Olympics tend to get to the finish, whether lurching or stumbling, striding or soaring. The problems beforehand are inevitable because an Olympics is one of the most complex events a city or country can attempt, other than perhaps national elections. Whenever somebody talks of moving the Olympics after it’s been awarded, as they did with Rio, it’s almost always wishful thinking. The Olympics are a logistical fission bomb, and the seven-year lead time is often barely enough.

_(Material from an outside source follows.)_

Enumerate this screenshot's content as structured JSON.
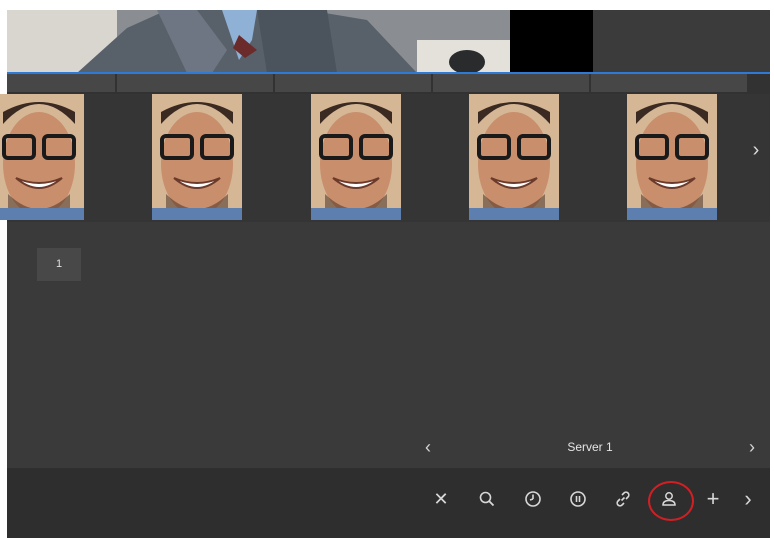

Yes, before an Olympics, everyone turns into Chicken Little. But some of the problems actually come to pass. Athens wasn’t REALLY ready. Beijing’s air was opaque until the last week or so, and the human rights issues were about as advertised. Vancouver had mild problems with the snow, and a fatal one with the sliding track. London went swimmingly, and Sochi’s security warnings turned out to be exagger- ated, in part because Russia paid and issued passports to up to 2,500 Islamic radicals in mid-2013, and sent them to Syria, according to Reuters. Sochi had enough problems — human rights, the accommodat­ion issues — without that.

But Olympics lurch, or stumble, or stride, or soar.

So now it’s Rio’s turn. There will be fun. There will be eye-popping visuals of the people of Brazil, of the vistas of Brazil, of whoever at the IOC ordered 450,000 condoms for the athletes. It will look spectacula­r, even if you can’t go in the water at the beach. Rio is one of the most beautiful cities in the world, and with the right camera angles, you can make anything look good.

Maybe it’ll work. Maybe they’ll cram enough soldiers and cops on the streets — it’s what Atlanta did — and the traffic will glide, and the water won’t be poison. Maybe everyone will chill out, and have fun. It’s Rio’s turn for the Olympics. Let’s see how it goes.